El balón rueda en el campo, aunque aún no se sabe de quién es la posesión. ¿Es de los jeques o, por el contrario, es del pueblo? La incursión de los petrodólares en el deporte rey ha sacudido los cimientos de lo que antaño era un inocuo festejo colectivo: hoy, sirve de alfombra roja para ideas y premisas completamente contrarias a los valores europeos.
Por: ETHIC
El 21 de noviembre de 2022, el periodista Grant Wahl se disponía a entrar en el estadio Ahmad Bin Ali de la ciudad de Al Rayyan, en Catar, cuando un miembro de seguridad le cortó el paso. Se celebraba el partido entre Estados Unidos y Gales, parte del mundial de fútbol que acogía el país. Wahl les preguntó a las personas que le cerraban el paso –ya eran varias– la razón del veto. La seguridad le señaló la camiseta que portaba: o se la quitaba o no entraba. La camiseta no era nada especial, no rezaba ninguna consigna y ni siquiera contenía una bandera. Solo el dibujo de un balón rodeado de un arcoíris. Prohibido entrar con eso.
Era un hecho pequeño en un lugar concreto que representaba un asunto gigantesco en un mundo global. Wahl no podía entrar porque ese arcoíris se identifica con los homosexuales y el país donde se celebraba el mundial considera ilegal, pecaminoso y ofensivo ser gay. Y lo castiga con tortura y cadena perpetua. El partido se celebró, Wahl fue detenido (y liberado horas después) y el mundial siguió su curso. Se da la circunstancia de que Wahl murió días después en Catar por un problema cardíaco. Y a pesar de que su hermano acusa directamente al régimen catarí de su muerte, todo apunta a que se trató de una causa natural.
Hubo muchos más incidentes de este tipo durante aquel mundial. Todos al mismo nivel de infamia y vergüenza. Once días después de aquel Estados Unidos-Gales, un aficionado fue detenido (lanzado al suelo y esposado) por llevar una camiseta donde se leía: «Mujeres, vida, libertad». Tres conceptos que, se ve, no gustan en Catar.
El Mundial de Catar fue, para muchos, el mundial de la vergüenza. La claudicación final del fútbol al negocio. Un juego surgido de la gente para la gente, un acto popular y comunal que ha sido intoxicado de forma irremediable por el lucro. No es un asunto nuevo. En los años 90, las grandes corporaciones ya entraron en un deporte hasta ese momento humilde y artesano.

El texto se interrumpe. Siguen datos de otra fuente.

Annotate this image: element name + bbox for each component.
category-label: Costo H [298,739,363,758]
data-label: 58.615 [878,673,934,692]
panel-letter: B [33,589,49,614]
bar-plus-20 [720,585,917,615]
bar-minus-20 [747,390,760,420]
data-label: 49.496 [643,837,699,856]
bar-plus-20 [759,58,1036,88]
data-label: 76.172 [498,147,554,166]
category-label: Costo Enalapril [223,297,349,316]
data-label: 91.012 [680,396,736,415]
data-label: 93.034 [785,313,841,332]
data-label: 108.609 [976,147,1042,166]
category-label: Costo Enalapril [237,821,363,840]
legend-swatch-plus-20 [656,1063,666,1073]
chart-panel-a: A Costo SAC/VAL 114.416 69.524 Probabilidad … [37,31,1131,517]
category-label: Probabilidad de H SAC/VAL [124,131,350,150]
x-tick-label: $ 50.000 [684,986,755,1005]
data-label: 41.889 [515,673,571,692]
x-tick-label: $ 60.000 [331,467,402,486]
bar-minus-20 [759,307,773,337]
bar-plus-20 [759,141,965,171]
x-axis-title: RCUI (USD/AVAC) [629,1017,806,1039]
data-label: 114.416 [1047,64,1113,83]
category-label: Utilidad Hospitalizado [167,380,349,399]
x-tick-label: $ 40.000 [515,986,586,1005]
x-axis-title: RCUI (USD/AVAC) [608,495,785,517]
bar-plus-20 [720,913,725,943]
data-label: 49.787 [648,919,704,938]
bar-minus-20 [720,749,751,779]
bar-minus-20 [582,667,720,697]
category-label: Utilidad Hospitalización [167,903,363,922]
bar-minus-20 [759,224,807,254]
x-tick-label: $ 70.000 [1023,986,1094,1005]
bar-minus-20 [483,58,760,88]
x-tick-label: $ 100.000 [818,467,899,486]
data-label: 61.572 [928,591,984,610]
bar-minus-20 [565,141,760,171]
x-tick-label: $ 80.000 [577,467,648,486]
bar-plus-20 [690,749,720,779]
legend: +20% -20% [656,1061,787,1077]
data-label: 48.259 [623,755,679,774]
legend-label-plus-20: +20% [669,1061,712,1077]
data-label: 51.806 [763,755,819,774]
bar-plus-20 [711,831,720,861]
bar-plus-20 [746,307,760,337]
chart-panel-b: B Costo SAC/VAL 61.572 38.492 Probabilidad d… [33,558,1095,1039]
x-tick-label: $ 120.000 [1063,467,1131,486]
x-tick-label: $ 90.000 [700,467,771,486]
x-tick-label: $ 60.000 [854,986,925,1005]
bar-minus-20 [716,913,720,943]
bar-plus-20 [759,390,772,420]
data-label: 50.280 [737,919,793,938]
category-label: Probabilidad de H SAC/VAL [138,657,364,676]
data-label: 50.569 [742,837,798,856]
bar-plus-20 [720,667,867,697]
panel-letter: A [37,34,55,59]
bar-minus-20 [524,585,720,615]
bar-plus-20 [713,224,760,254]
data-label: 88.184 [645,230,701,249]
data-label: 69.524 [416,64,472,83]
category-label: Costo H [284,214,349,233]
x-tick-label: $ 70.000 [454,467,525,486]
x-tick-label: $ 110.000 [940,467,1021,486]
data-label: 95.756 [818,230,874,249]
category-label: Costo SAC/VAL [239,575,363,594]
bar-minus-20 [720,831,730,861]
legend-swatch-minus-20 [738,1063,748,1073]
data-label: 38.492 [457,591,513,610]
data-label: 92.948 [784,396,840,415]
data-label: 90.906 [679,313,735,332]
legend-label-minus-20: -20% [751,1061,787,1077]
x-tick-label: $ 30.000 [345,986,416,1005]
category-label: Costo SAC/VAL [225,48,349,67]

En la década siguiente llegaron los primeros millonarios, casi siempre rusos. Cómo olvidar a Dimitri Peterman (de origen ucraniano). Después aterrizaron los chinos (también magnates de Singapur o Tailandia) y, finalmente, ha llegado el golfo Pérsico. Entre todos han transformado el fútbol en un artefacto cada vez más inaccesible. Esto podría ser un problema menor, el pataleo de los nostálgicos, pero hay una lectura de fondo y es la que tiene que ver con la ausencia de escrúpulos. El fútbol se ha vendido a quien odia a las mujeres, la vida, la libertad y los arcoíris.
El Mundial de Catar fue, para muchos, la claudicación final del fútbol al negocio
Llegados a este punto: ¿es que los habitantes del golfo Pérsico odian estas cosas? Probablemente no todos. Definitivamente, no las mujeres y los homosexuales. Pero quien seguro que sí, porque se empeñan en demostrarlo, son sus dirigentes (todos hombres) de Emiratos Árabes Unidos, Arabia Saudí y Catar, millonarios salafistas —corriente ortodoxa del islam— que controlan Estados como si fueran cortijos donde la vida se rige a través de la sharia o ley islámica. En sus esferas privadas celebran fiestas empapadas en alcohol y drogas, viajan a Marbella donde están con prostitutas y gastan ingentes cantidades de dinero en caprichos como leones que les sirven de mascota o colecciones de Lamborghinis. En su faceta pública, obligan a sus mujeres a caminar dos metros detrás de ellos cubiertas de la cabeza a los pies, casan a sus hijas por conveniencia, prohíben el alcohol a sus ciudadanos y los torturan si sospechan que son homosexuales. Es decir, utilizan sus creencias religiosas como ideario político, pero no como brújula vital: son islamistas y salafistas solo cuando alguien mira.
El secuestro de una fiesta colectiva
Diferenciado ya el islam del islamismo (creencia religiosa de ideología) cabe preguntarse cómo este escenario ha entrado en el fútbol hasta el punto de amenazar con controlarlo.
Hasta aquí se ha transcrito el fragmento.